Ja, ich merke, wie ich öfter mit dem Gedanken der Einbürgerung spiele. Ich habe mich aber bereits so lange nicht damit beschäftigt, dass es viel Überwindung braucht, das Thema nun anzugehen.
Soledad, 56, Uruguayerin
VICE: Wie lange lebst du schon in der Schweiz?
Soledad: Ich bin nun 20 Jahre hier.
Erlebst du manchmal Nachteile als Ausländerin in der Schweiz?
Auf dem Arbeitsmarkt wäre es sicher einfacher mit dem Schweizer Pass, aber ansonsten fühle ich mich nicht im Nachteil.
Wie denkst du bezüglich einer Einbürgerung?
Ein Einbürgerungsgesuch steht nicht auf meinem Plan. Ich mag die Schweiz und habe Freunde hier.

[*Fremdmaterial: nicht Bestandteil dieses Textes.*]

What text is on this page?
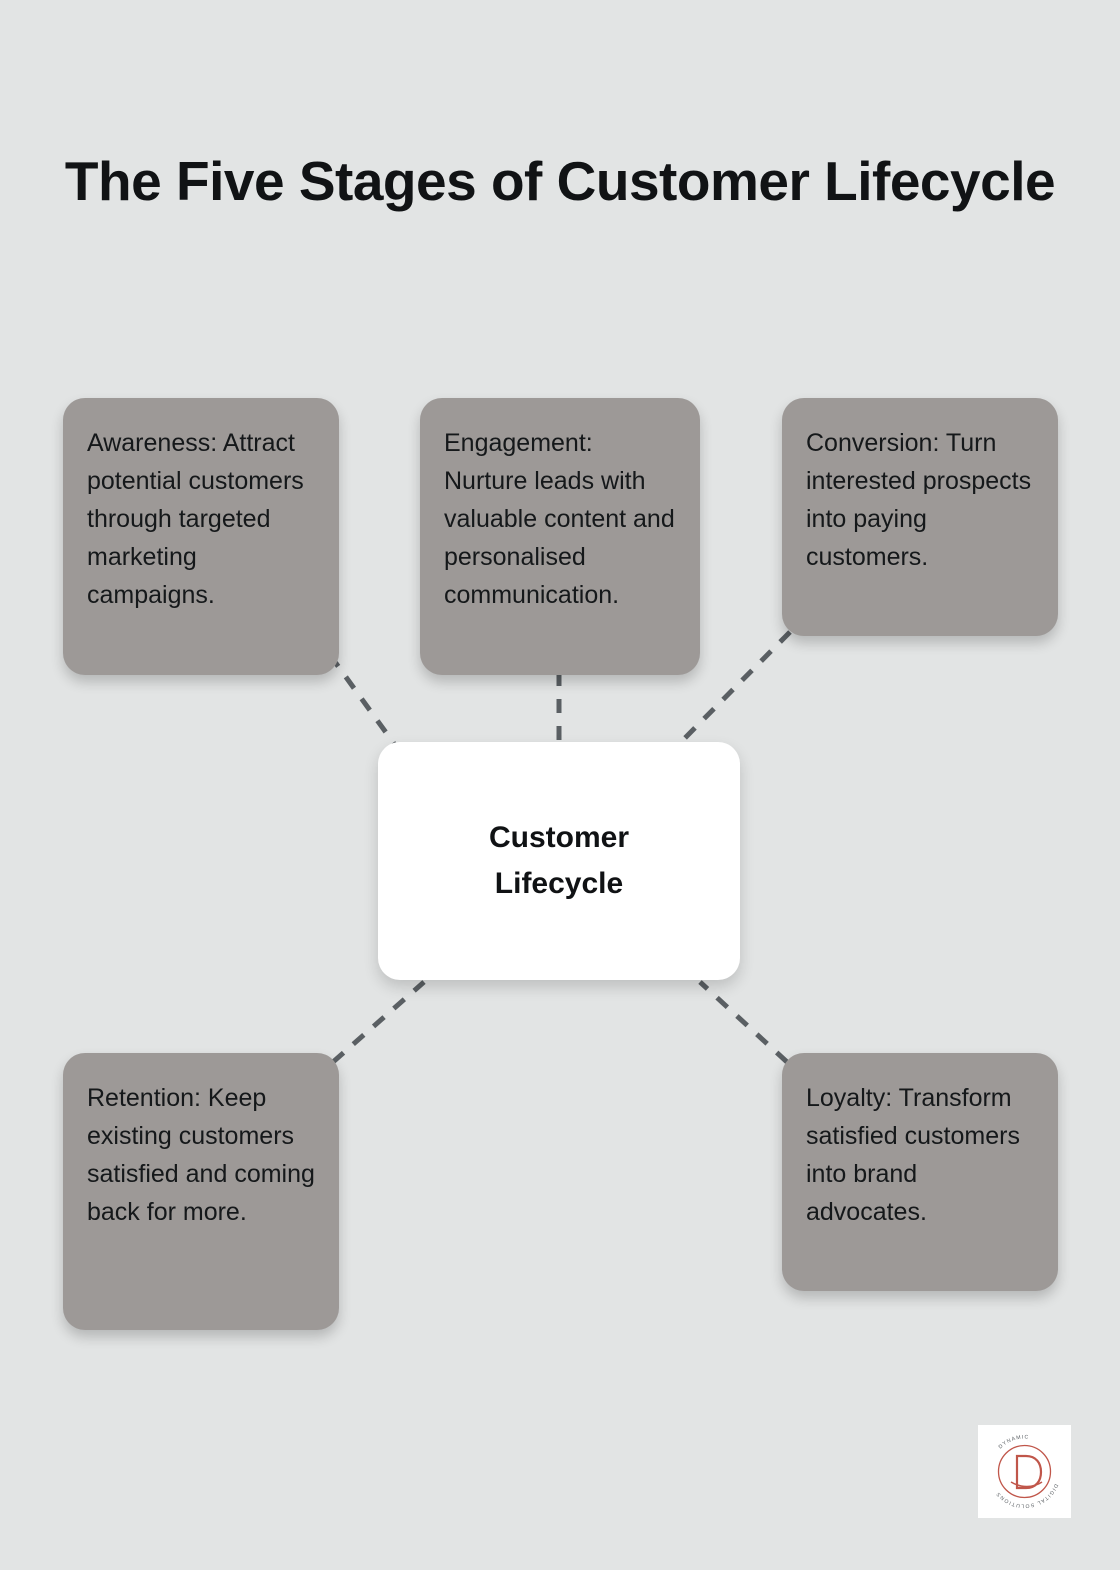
The Five Stages of Customer Lifecycle
Awareness: Attract potential customers through targeted marketing campaigns.
Engagement: Nurture leads with valuable content and personalised communication.
Conversion: Turn interested prospects into paying customers.
Retention: Keep existing customers satisfied and coming back for more.
Loyalty: Transform satisfied customers into brand advocates.
Customer Lifecycle
DYNAMIC
DIGITAL SOLUTIONS
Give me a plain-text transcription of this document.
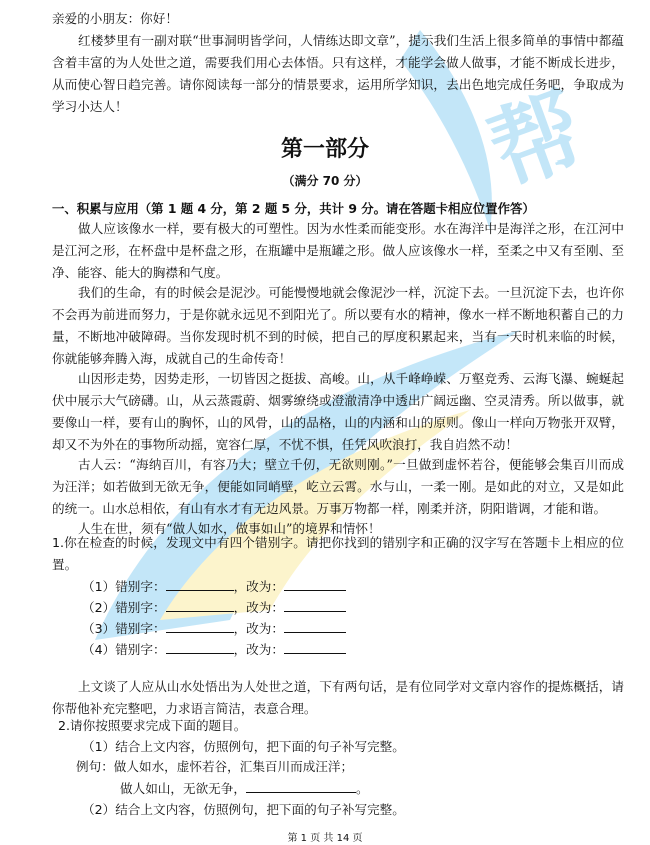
帮

亲爱的小朋友：你好！

红楼梦里有一副对联“世事洞明皆学问，人情练达即文章”，提示我们生活上很多简单的事情中都蕴含着丰富的为人处世之道，需要我们用心去体悟。只有这样，才能学会做人做事，才能不断成长进步，从而使心智日趋完善。请你阅读每一部分的情景要求，运用所学知识，去出色地完成任务吧，争取成为学习小达人！

第一部分
（满分 70 分）
一、积累与应用（第 1 题 4 分，第 2 题 5 分，共计 9 分。请在答题卡相应位置作答）

做人应该像水一样，要有极大的可塑性。因为水性柔而能变形。水在海洋中是海洋之形，在江河中是江河之形，在杯盘中是杯盘之形，在瓶罐中是瓶罐之形。做人应该像水一样，至柔之中又有至刚、至净、能容、能大的胸襟和气度。

我们的生命，有的时候会是泥沙。可能慢慢地就会像泥沙一样，沉淀下去。一旦沉淀下去，也许你不会再为前进而努力，于是你就永远见不到阳光了。所以要有水的精神，像水一样不断地积蓄自己的力量，不断地冲破障碍。当你发现时机不到的时候，把自己的厚度积累起来，当有一天时机来临的时候，你就能够奔腾入海，成就自己的生命传奇！

山因形走势，因势走形，一切皆因之挺拔、高峻。山，从千峰峥嵘、万壑竞秀、云海飞瀑、蜿蜒起伏中展示大气磅礴。山，从云蒸霞蔚、烟雾缭绕或澄澈清净中透出广阔远幽、空灵清秀。所以做事，就要像山一样，要有山的胸怀，山的风骨，山的品格，山的内涵和山的原则。像山一样向万物张开双臂，却又不为外在的事物所动摇，宽容仁厚，不忧不惧，任凭风吹浪打，我自岿然不动！

古人云：“海纳百川，有容乃大；壁立千仞，无欲则刚。”一旦做到虚怀若谷，便能够会集百川而成为汪洋；如若做到无欲无争，便能如同峭壁，屹立云霄。水与山，一柔一刚。是如此的对立，又是如此的统一。山水总相依，有山有水才有无边风景。万事万物都一样，刚柔并济，阴阳谐调，才能和谐。

人生在世，须有“做人如水，做事如山”的境界和情怀！

1.你在检查的时候，发现文中有四个错别字。请把你找到的错别字和正确的汉字写在答题卡上相应的位置。

（1）错别字：	，改为：
（2）错别字：	，改为：
（3）错别字：	，改为：
（4）错别字：	，改为：

上文谈了人应从山水处悟出为人处世之道，下有两句话，是有位同学对文章内容作的提炼概括，请你帮他补充完整吧，力求语言简洁，表意合理。

2.请你按照要求完成下面的题目。

（1）结合上文内容，仿照例句，把下面的句子补写完整。

例句：做人如水，虚怀若谷，汇集百川而成汪洋；
做人如山，无欲无争，	。

（2）结合上文内容，仿照例句，把下面的句子补写完整。

第 1 页 共 14 页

Aber ich identifiziere mich zu wenig mit ihr, als dass ich die Nationalität annehmen könnte. Die uruguayische Kultur, aus der ich komme, ist sehr verschieden von der Schweizerischen. Die Kultur, in der man aufwächst, prägt den Charakter eines Menschen und seine Vorlieben, weshalb es schwierig ist, sich die Eigenschaften eines anderen Landes komplett einzuverleiben.
Nur wegen den rechtlichen Vorteilen würdest du dich also nicht einbürgern lassen wollen?
Nein, ich müsste mich wirklich als Schweizerin fühlen wollen, mich mit Bergen und grasenden Kühen identifizieren können, damit ich mich einbürgern lasse. Was meine Rechte als Ausländerin angeht, bin ich zufrieden. Mein Sohn hat als Kind eines Schweizers den roten Pass, also hängt sein Schicksal nicht von meiner Einbürgerung ab. Und ich persönlich möchte nur dann eine Nationalität eines Landes besitzen, wenn ich mich ganz mit der Nation identifizieren kann.